I appreciate the suggestion, but that sounded a bit indirect …
Instead I copied File/PathResource/Manager into new classes MappedPathResource/Manager, ripped out all the things that aren’t relevant in this case (like symlink support, case sensitivity, and watching the file system). The result is simpler than expected: the Resource class is basically identical to PathResource (minus pointer type back to the manager), and the new MappedPathResourceManager is just 150 lines or so. Here’s how to use it:
Map<String,Path> mappings = new HashMap<>();
// insert some test data
mappings.put( "/foo", Paths.get( System.getProperty("user.home") + "/.bashrc" ));
Undertow server = Undertow.builder()
new MappedPathResourceManager( mappings )))

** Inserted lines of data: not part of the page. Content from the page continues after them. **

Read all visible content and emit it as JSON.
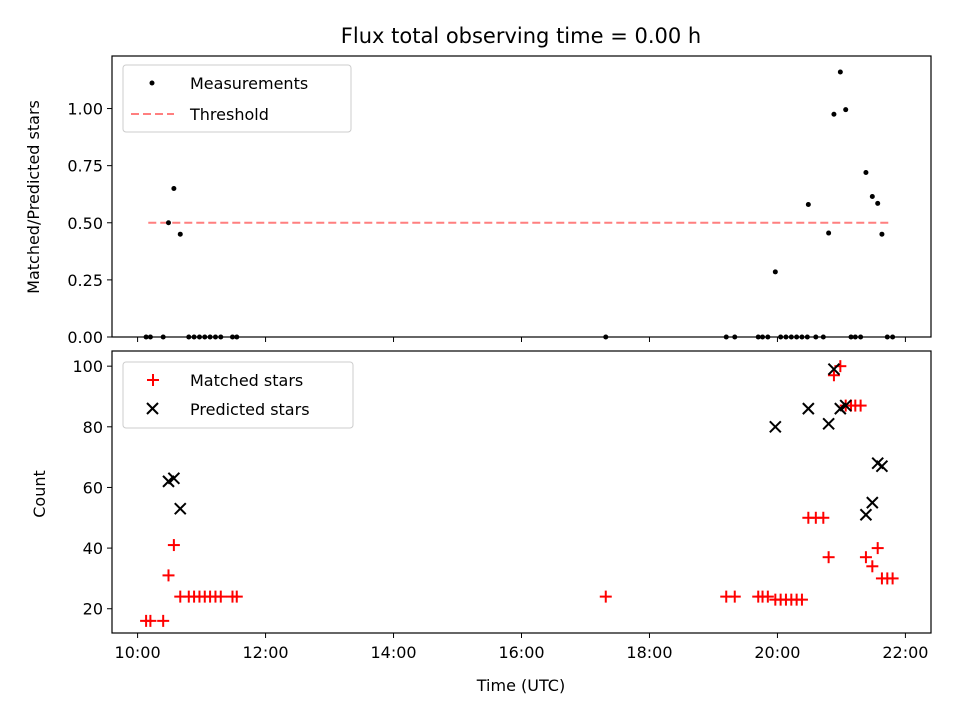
{
  "chart_data": [
    {
      "type": "scatter",
      "title": "Flux total observing time = 0.00 h",
      "xlabel": "",
      "ylabel": "Matched/Predicted stars",
      "ylim": [
        0,
        1.23
      ],
      "yticks": [
        0,
        0.25,
        0.5,
        0.75,
        1.0
      ],
      "ytick_labels": [
        "0.00",
        "0.25",
        "0.50",
        "0.75",
        "1.00"
      ],
      "grid": false,
      "legend": "top-left",
      "series": [
        {
          "name": "Measurements",
          "marker": "dot",
          "color": "#000000",
          "points": [
            [
              10.133,
              0
            ],
            [
              10.2,
              0
            ],
            [
              10.4,
              0
            ],
            [
              10.483,
              0.5
            ],
            [
              10.567,
              0.65
            ],
            [
              10.667,
              0.45
            ],
            [
              10.8,
              0
            ],
            [
              10.883,
              0
            ],
            [
              10.967,
              0
            ],
            [
              11.05,
              0
            ],
            [
              11.133,
              0
            ],
            [
              11.217,
              0
            ],
            [
              11.3,
              0
            ],
            [
              11.483,
              0
            ],
            [
              11.55,
              0
            ],
            [
              17.317,
              0
            ],
            [
              19.2,
              0
            ],
            [
              19.333,
              0
            ],
            [
              19.7,
              0
            ],
            [
              19.767,
              0
            ],
            [
              19.85,
              0
            ],
            [
              19.967,
              0.285
            ],
            [
              20.05,
              0
            ],
            [
              20.133,
              0
            ],
            [
              20.217,
              0
            ],
            [
              20.3,
              0
            ],
            [
              20.383,
              0
            ],
            [
              20.467,
              0
            ],
            [
              20.483,
              0.58
            ],
            [
              20.6,
              0
            ],
            [
              20.717,
              0
            ],
            [
              20.8,
              0.455
            ],
            [
              20.883,
              0.975
            ],
            [
              20.983,
              1.16
            ],
            [
              21.067,
              0.995
            ],
            [
              21.15,
              0
            ],
            [
              21.217,
              0
            ],
            [
              21.3,
              0
            ],
            [
              21.383,
              0.72
            ],
            [
              21.483,
              0.615
            ],
            [
              21.567,
              0.585
            ],
            [
              21.633,
              0.45
            ],
            [
              21.717,
              0
            ],
            [
              21.8,
              0
            ]
          ]
        },
        {
          "name": "Threshold",
          "marker": "dashed-line",
          "color": "#ff7f7f",
          "points": [
            [
              10.167,
              0.5
            ],
            [
              21.75,
              0.5
            ]
          ]
        }
      ]
    },
    {
      "type": "scatter",
      "title": "",
      "xlabel": "Time (UTC)",
      "ylabel": "Count",
      "xlim": [
        9.6,
        22.4
      ],
      "ylim": [
        12,
        105
      ],
      "xticks": [
        10,
        12,
        14,
        16,
        18,
        20,
        22
      ],
      "xtick_labels": [
        "10:00",
        "12:00",
        "14:00",
        "16:00",
        "18:00",
        "20:00",
        "22:00"
      ],
      "yticks": [
        20,
        40,
        60,
        80,
        100
      ],
      "ytick_labels": [
        "20",
        "40",
        "60",
        "80",
        "100"
      ],
      "grid": false,
      "legend": "top-left",
      "series": [
        {
          "name": "Matched stars",
          "marker": "plus",
          "color": "#ff0000",
          "points": [
            [
              10.133,
              16
            ],
            [
              10.2,
              16
            ],
            [
              10.4,
              16
            ],
            [
              10.483,
              31
            ],
            [
              10.567,
              41
            ],
            [
              10.667,
              24
            ],
            [
              10.8,
              24
            ],
            [
              10.883,
              24
            ],
            [
              10.967,
              24
            ],
            [
              11.05,
              24
            ],
            [
              11.133,
              24
            ],
            [
              11.217,
              24
            ],
            [
              11.3,
              24
            ],
            [
              11.483,
              24
            ],
            [
              11.55,
              24
            ],
            [
              17.317,
              24
            ],
            [
              19.2,
              24
            ],
            [
              19.333,
              24
            ],
            [
              19.7,
              24
            ],
            [
              19.767,
              24
            ],
            [
              19.85,
              24
            ],
            [
              19.967,
              23
            ],
            [
              20.05,
              23
            ],
            [
              20.133,
              23
            ],
            [
              20.217,
              23
            ],
            [
              20.3,
              23
            ],
            [
              20.383,
              23
            ],
            [
              20.483,
              50
            ],
            [
              20.6,
              50
            ],
            [
              20.717,
              50
            ],
            [
              20.8,
              37
            ],
            [
              20.883,
              97
            ],
            [
              20.983,
              100
            ],
            [
              21.067,
              87
            ],
            [
              21.15,
              87
            ],
            [
              21.217,
              87
            ],
            [
              21.3,
              87
            ],
            [
              21.383,
              37
            ],
            [
              21.483,
              34
            ],
            [
              21.567,
              40
            ],
            [
              21.633,
              30
            ],
            [
              21.717,
              30
            ],
            [
              21.8,
              30
            ]
          ]
        },
        {
          "name": "Predicted stars",
          "marker": "x",
          "color": "#000000",
          "points": [
            [
              10.483,
              62
            ],
            [
              10.567,
              63
            ],
            [
              10.667,
              53
            ],
            [
              19.967,
              80
            ],
            [
              20.483,
              86
            ],
            [
              20.8,
              81
            ],
            [
              20.883,
              99
            ],
            [
              20.983,
              86
            ],
            [
              21.067,
              87
            ],
            [
              21.383,
              51
            ],
            [
              21.483,
              55
            ],
            [
              21.567,
              68
            ],
            [
              21.633,
              67
            ]
          ]
        }
      ]
    }
  ]
}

and it seems to work and serve my purposes.
Q: Is that something that would be of use to anybody else? If so, I’d be happy to clean up the code and submit a PR.
P.S Ideally a bit a refactoring should be done so that PathResource and MappedPathResource share the same code (all these inner classes and threaded-related behavior) but that would require some kind of intermediate superclass that collects functionality common to PathResourceManager and MappedPathResourceManager.
P.S.2: I like Undertow. Give what kind of $%*&WQ@)$^& web servers there are in Java land …
You could possibly use io.undertow.server.handlers.resource.ResourceSupplier, and then use PathResourceManager under the hood to actually return a path resource. If all these files have a common root path you could basically create a PathResourceManager that maps to this, and then use Map<String, Resource> in the supplier.